Now the things firing at me are homing in on me. And I have to shoot switches to open doors. And the water's gone yellow - damn, that's not water, it's lava. And lava burns.
Now there are little green men to rescue. And other little red men to shoot. Sometimes the red men are near the green men, and I shoot the wrong ones by accident. Sorry!
By the end of the training missions, the simple thrust and shoot game has become extremely complex without becoming in the slightest bit difficult. That is, not difficult to understand - playing it is a different matter altogether. It's not necessarily hard, per se, but it is becoming pretty tricky. I want to play on, and I do, through the first solar system. Each of the game's five solar system has five normal planets, one boss planet and one bonus planet that can be unlocked by collecting an artefact on each of the normal planets. So, thirty five worlds in total, and some of them are pretty big: up to 10 screens wide by eight tall!
I cannot help notice as I proudly finish one level in 2:34 seconds that the target time is 30 seconds. "The record is 19 seconds" Stewart points out, puncturing my balloon. Clearly I have some practising to do. I'm looking forward to that.

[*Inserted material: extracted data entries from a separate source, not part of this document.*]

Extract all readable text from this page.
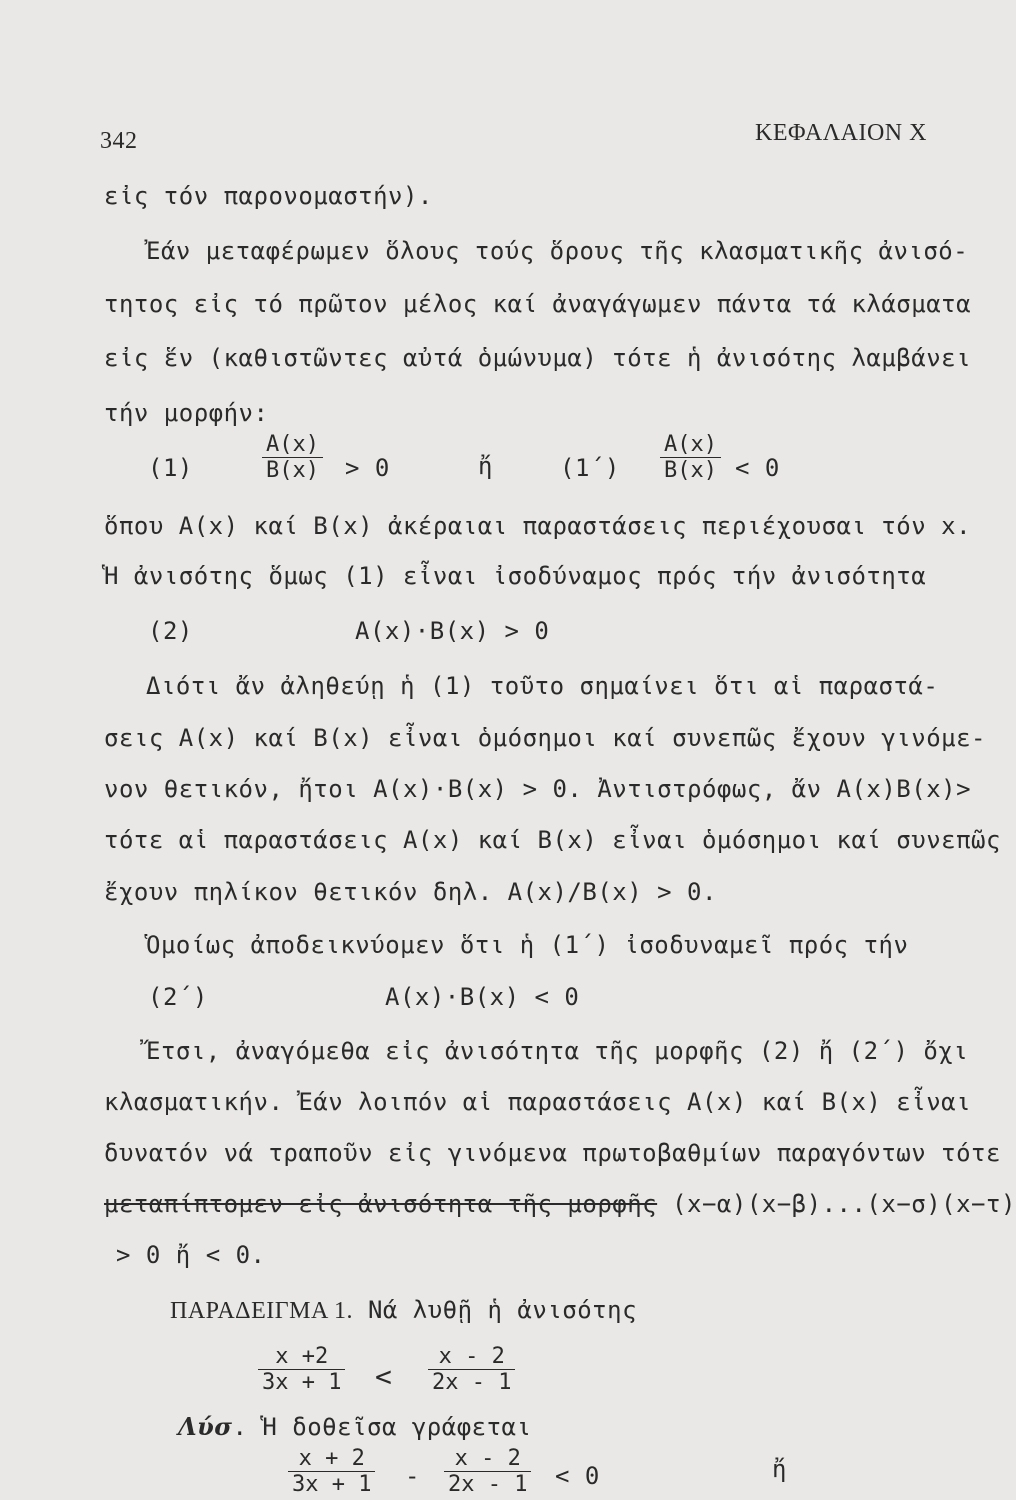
342	ΚΕΦΑΛΑΙΟΝ Χ
εἰς τόν παρονομαστήν).
Ἐάν μεταφέρωμεν ὅλους τούς ὅρους τῆς κλασματικῆς ἀνισό-
τητος εἰς τό πρῶτον μέλος καί ἀναγάγωμεν πάντα τά κλάσματα
εἰς ἕν (καθιστῶντες αὐτά ὁμώνυμα) τότε ἡ ἀνισότης λαμβάνει
τήν μορφήν:
(1)	$\frac{A(x)}{B(x)} > 0$	ἤ	$(1΄) \frac{A(x)}{B(x)} < 0$
ὅπου A(x) καί B(x) ἀκέραιαι παραστάσεις περιέχουσαι τόν x.
Ἡ ἀνισότης ὅμως (1) εἶναι ἰσοδύναμος πρός τήν ἀνισότητα
(2)	A(x)·B(x) > 0
Διότι ἄν ἀληθεύῃ ἡ (1) τοῦτο σημαίνει ὅτι αἱ παραστά-
σεις A(x) καί B(x) εἶναι ὁμόσημοι καί συνεπῶς ἔχουν γινόμε-
νον θετικόν, ἤτοι A(x)·B(x) > 0. Ἀντιστρόφως, ἄν A(x)B(x)>
τότε αἱ παραστάσεις A(x) καί B(x) εἶναι ὁμόσημοι καί συνεπῶς
ἔχουν πηλίκον θετικόν δηλ. A(x)/B(x) > 0.
Ὁμοίως ἀποδεικνύομεν ὅτι ἡ (1΄) ἰσοδυναμεῖ πρός τήν
(2΄)	A(x)·B(x) < 0
Ἔτσι, ἀναγόμεθα εἰς ἀνισότητα τῆς μορφῆς (2) ἤ (2΄) ὄχι
κλασματικήν. Ἐάν λοιπόν αἱ παραστάσεις A(x) καί B(x) εἶναι
δυνατόν νά τραποῦν εἰς γινόμενα πρωτοβαθμίων παραγόντων τότε
μεταπίπτομεν εἰς ἀνισότητα τῆς μορφῆς (x−α)(x−β)...(x−σ)(x−τ)
> 0 ἤ < 0.
ΠΑΡΑΔΕΙΓΜΑ 1. Νά λυθῇ ἡ ἀνισότης
$\frac{x +2}{3x + 1} < \frac{x - 2}{2x - 1}$
Λύσ. Ἡ δοθεῖσα γράφεται
$\frac{x + 2}{3x + 1} - \frac{x - 2}{2x - 1} < 0$	ἤ
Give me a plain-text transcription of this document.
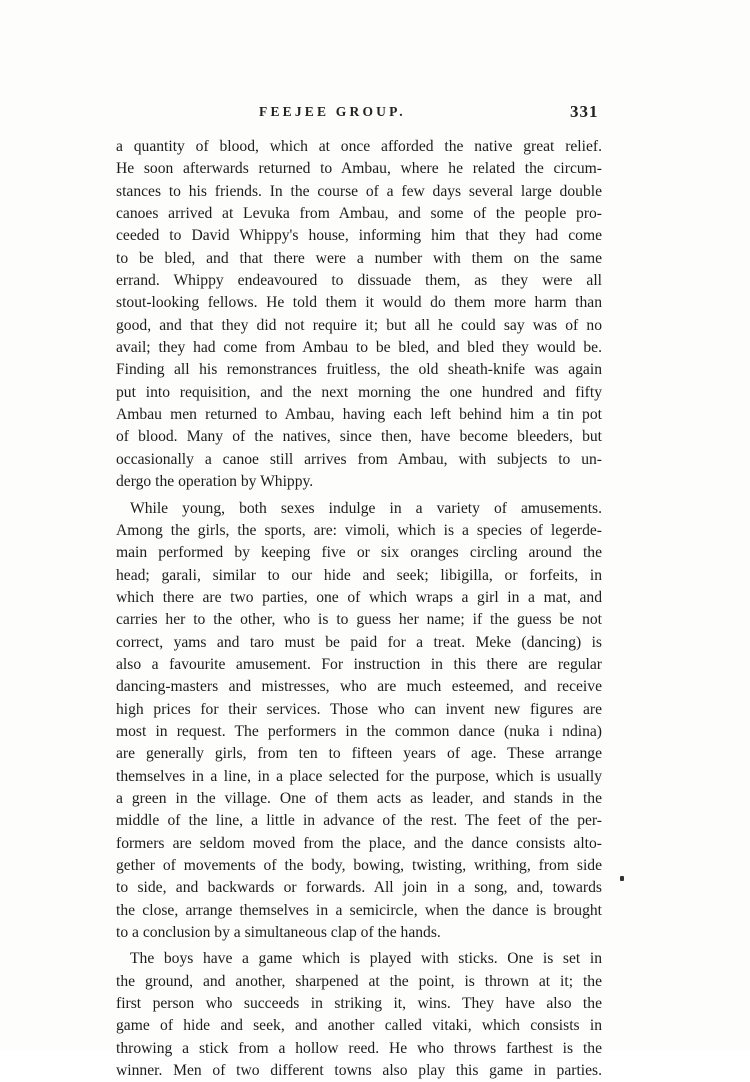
FEEJEE GROUP.	331

a quantity of blood, which at once afforded the native great relief.
He soon afterwards returned to Ambau, where he related the circum-
stances to his friends. In the course of a few days several large double
canoes arrived at Levuka from Ambau, and some of the people pro-
ceeded to David Whippy's house, informing him that they had come
to be bled, and that there were a number with them on the same
errand. Whippy endeavoured to dissuade them, as they were all
stout-looking fellows. He told them it would do them more harm than
good, and that they did not require it; but all he could say was of no
avail; they had come from Ambau to be bled, and bled they would be.
Finding all his remonstrances fruitless, the old sheath-knife was again
put into requisition, and the next morning the one hundred and fifty
Ambau men returned to Ambau, having each left behind him a tin pot
of blood. Many of the natives, since then, have become bleeders, but
occasionally a canoe still arrives from Ambau, with subjects to un-
dergo the operation by Whippy.

While young, both sexes indulge in a variety of amusements.
Among the girls, the sports, are: vimoli, which is a species of legerde-
main performed by keeping five or six oranges circling around the
head; garali, similar to our hide and seek; libigilla, or forfeits, in
which there are two parties, one of which wraps a girl in a mat, and
carries her to the other, who is to guess her name; if the guess be not
correct, yams and taro must be paid for a treat. Meke (dancing) is
also a favourite amusement. For instruction in this there are regular
dancing-masters and mistresses, who are much esteemed, and receive
high prices for their services. Those who can invent new figures are
most in request. The performers in the common dance (nuka i ndina)
are generally girls, from ten to fifteen years of age. These arrange
themselves in a line, in a place selected for the purpose, which is usually
a green in the village. One of them acts as leader, and stands in the
middle of the line, a little in advance of the rest. The feet of the per-
formers are seldom moved from the place, and the dance consists alto-
gether of movements of the body, bowing, twisting, writhing, from side
to side, and backwards or forwards. All join in a song, and, towards
the close, arrange themselves in a semicircle, when the dance is brought
to a conclusion by a simultaneous clap of the hands.

The boys have a game which is played with sticks. One is set in
the ground, and another, sharpened at the point, is thrown at it; the
first person who succeeds in striking it, wins. They have also the
game of hide and seek, and another called vitaki, which consists in
throwing a stick from a hollow reed. He who throws farthest is the
winner. Men of two different towns also play this game in parties.
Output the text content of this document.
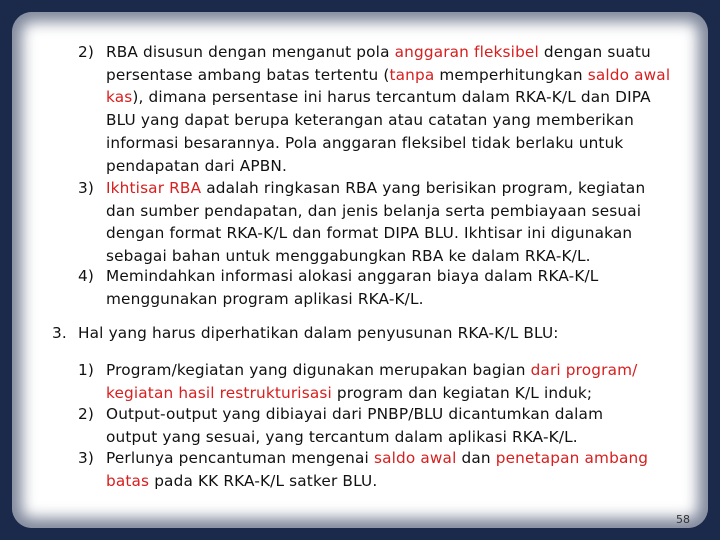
2) RBA disusun dengan menganut pola anggaran fleksibel dengan suatu persentase ambang batas tertentu (tanpa memperhitungkan saldo awal kas), dimana persentase ini harus tercantum dalam RKA-K/L dan DIPA BLU yang dapat berupa keterangan atau catatan yang memberikan informasi besarannya. Pola anggaran fleksibel tidak berlaku untuk pendapatan dari APBN.
3) Ikhtisar RBA adalah ringkasan RBA yang berisikan program, kegiatan dan sumber pendapatan, dan jenis belanja serta pembiayaan sesuai dengan format RKA-K/L dan format DIPA BLU. Ikhtisar ini digunakan sebagai bahan untuk menggabungkan RBA ke dalam RKA-K/L.
4) Memindahkan informasi alokasi anggaran biaya dalam RKA-K/L menggunakan program aplikasi RKA-K/L.
3. Hal yang harus diperhatikan dalam penyusunan RKA-K/L BLU:
1) Program/kegiatan yang digunakan merupakan bagian dari program/ kegiatan hasil restrukturisasi program dan kegiatan K/L induk;
2) Output-output yang dibiayai dari PNBP/BLU dicantumkan dalam output yang sesuai, yang tercantum dalam aplikasi RKA-K/L.
3) Perlunya pencantuman mengenai saldo awal dan penetapan ambang batas pada KK RKA-K/L satker BLU.
58
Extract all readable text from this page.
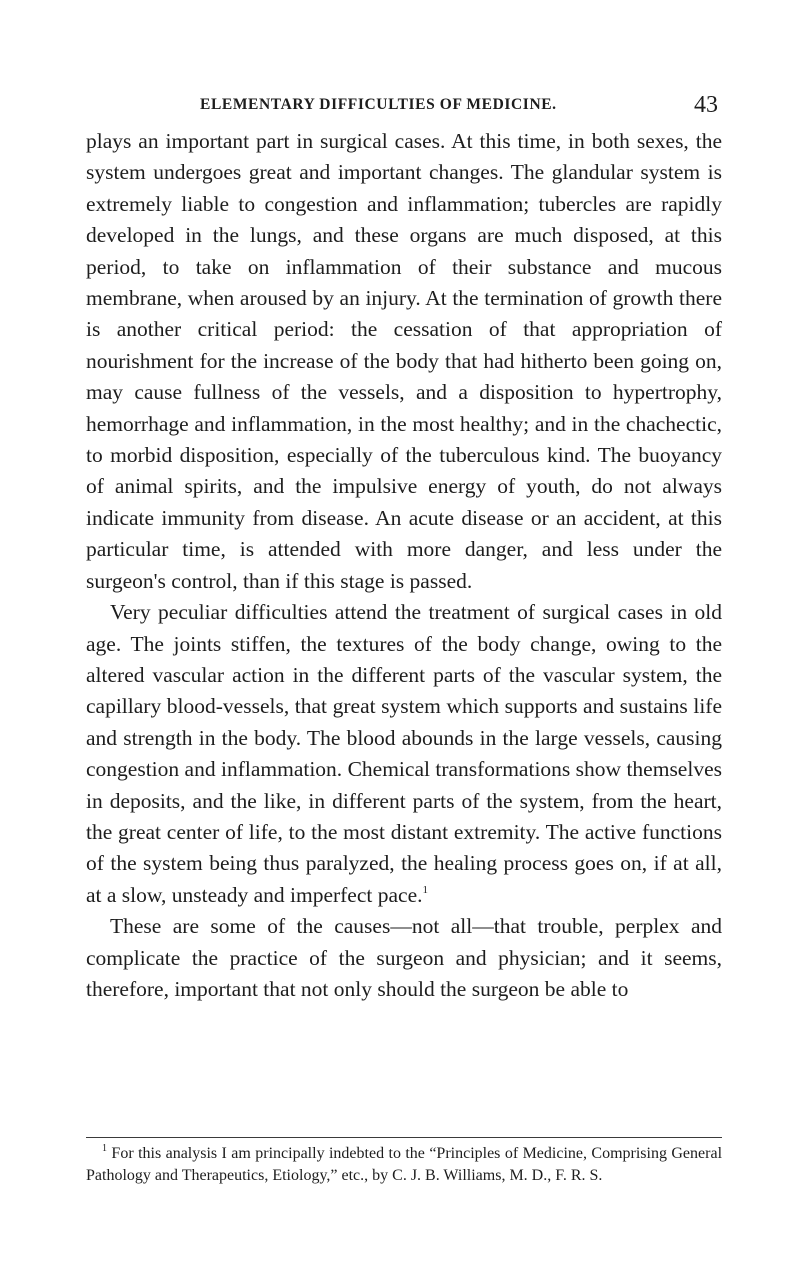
ELEMENTARY DIFFICULTIES OF MEDICINE.	43

plays an important part in surgical cases. At this time, in both sexes, the system undergoes great and important changes. The glandular system is extremely liable to congestion and inflammation; tubercles are rapidly developed in the lungs, and these organs are much disposed, at this period, to take on inflammation of their substance and mucous membrane, when aroused by an injury. At the termination of growth there is another critical period: the cessation of that appropriation of nourishment for the increase of the body that had hitherto been going on, may cause fullness of the vessels, and a disposition to hypertrophy, hemorrhage and inflammation, in the most healthy; and in the chachectic, to morbid disposition, especially of the tuberculous kind. The buoyancy of animal spirits, and the impulsive energy of youth, do not always indicate immunity from disease. An acute disease or an accident, at this particular time, is attended with more danger, and less under the surgeon's control, than if this stage is passed.

Very peculiar difficulties attend the treatment of surgical cases in old age. The joints stiffen, the textures of the body change, owing to the altered vascular action in the different parts of the vascular system, the capillary blood-vessels, that great system which supports and sustains life and strength in the body. The blood abounds in the large vessels, causing congestion and inflammation. Chemical transformations show themselves in deposits, and the like, in different parts of the system, from the heart, the great center of life, to the most distant extremity. The active functions of the system being thus paralyzed, the healing process goes on, if at all, at a slow, unsteady and imperfect pace.$^1$

These are some of the causes—not all—that trouble, perplex and complicate the practice of the surgeon and physician; and it seems, therefore, important that not only should the surgeon be able to

$^1$ For this analysis I am principally indebted to the “Principles of Medicine, Comprising General Pathology and Therapeutics, Etiology,” etc., by C. J. B. Williams, M. D., F. R. S.
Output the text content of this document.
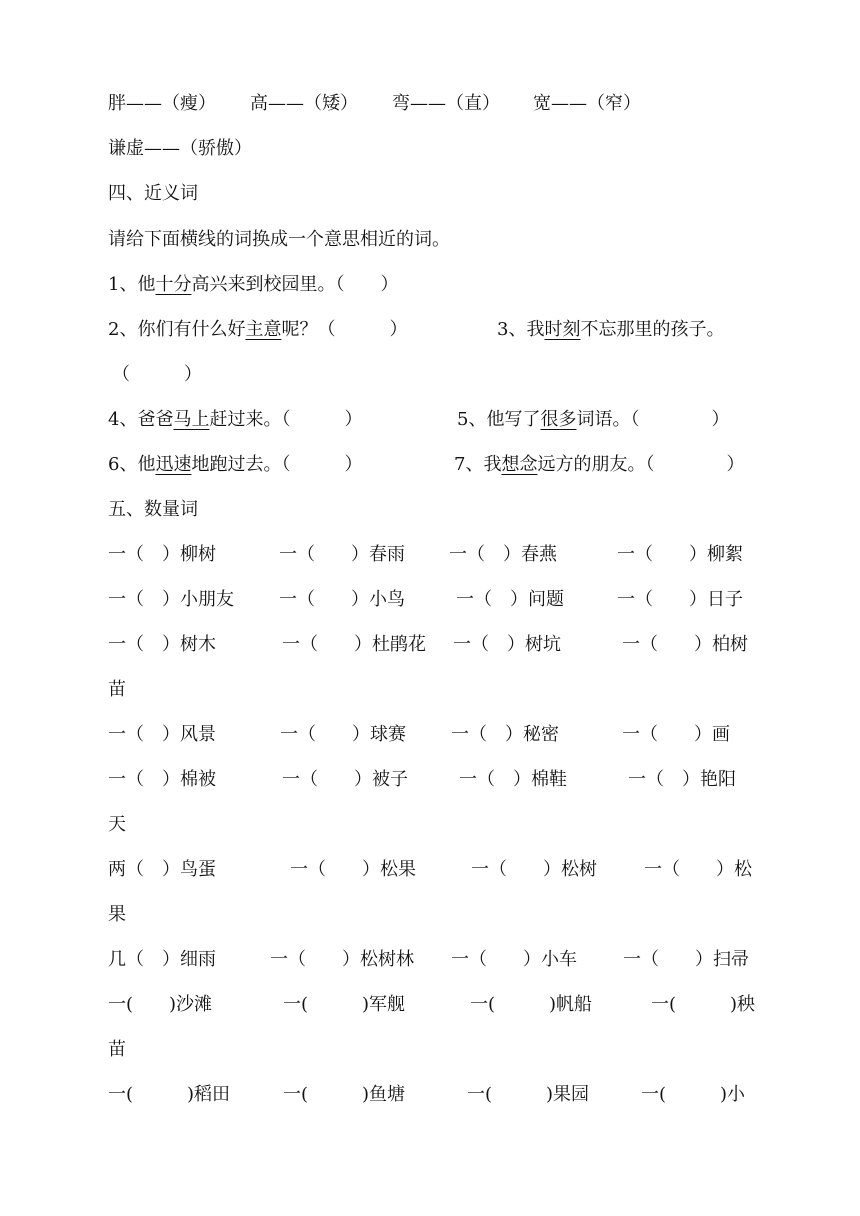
胖——（瘦） 高——（矮） 弯——（直） 宽——（窄）
谦虚——（骄傲）
四、近义词
请给下面横线的词换成一个意思相近的词。
1、他十分高兴来到校园里。（　　）
2、你们有什么好主意呢？（　　　）	3、我时刻不忘那里的孩子。
（　　　）
4、爸爸马上赶过来。（　　　）	5、他写了很多词语。（　　　　）
6、他迅速地跑过去。（　　　）	7、我想念远方的朋友。（　　　　）
五、数量词
一（　）柳树	一（　　）春雨 一（　）春燕	一（　　）柳絮
一（　）小朋友	一（　　）小鸟	一（　）问题	一（　　）日子
一（　）树木	一（　　）杜鹃花 一（　）树坑	一（　　）柏树
苗
一（　）风景	一（　　）球赛	一（　）秘密	一（　　）画
一（　）棉被	一（　　）被子	一（　）棉鞋	一（　）艳阳
天
两（　）鸟蛋	一（　　）松果	一（　　）松树	一（　　）松
果
几（　）细雨	一（　　）松树林 一（　　）小车	一（　　）扫帚
一(　　)沙滩	一(　　　)军舰	一(　　　)帆船	一(　　　)秧
苗
一(　　　)稻田	一(　　　)鱼塘	一(　　　)果园	一(　　　)小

Stewart takes the controller again and begins to play levels he has unlocked in the Campaign mode. These can then be revisited in Planet mode. I see a level where switches cause the lava to rise, trapping Stewart in a cave, from which he escapes by blasting away at the landscape, to create an escape route. He shoots the engines off a huge flying ship, and sends it crashing into enemies below. He plays cat and missile with… well not with a mouse, until it runs out of fuel. I see gravity wells, and repellers that make the level a punishing puzzle. And all of this is in a visual style that is at first simple, but as you play reveals all manner of graphical niceness. Its a game Jeff Minter might approve of.
Then we play multi-player, and he lets me win at Deathmatch and Treasure modes, before kicking my ass at the race mode on a track he designed.
Gravity Crash seems bound to be a hit with old-skool gamers such as myself but, with any luck, younger gamers will get attracted by its mass appeal. As I left JAW's offices, I found myself aching to play one more game, like all arcade classics should leave you feeling.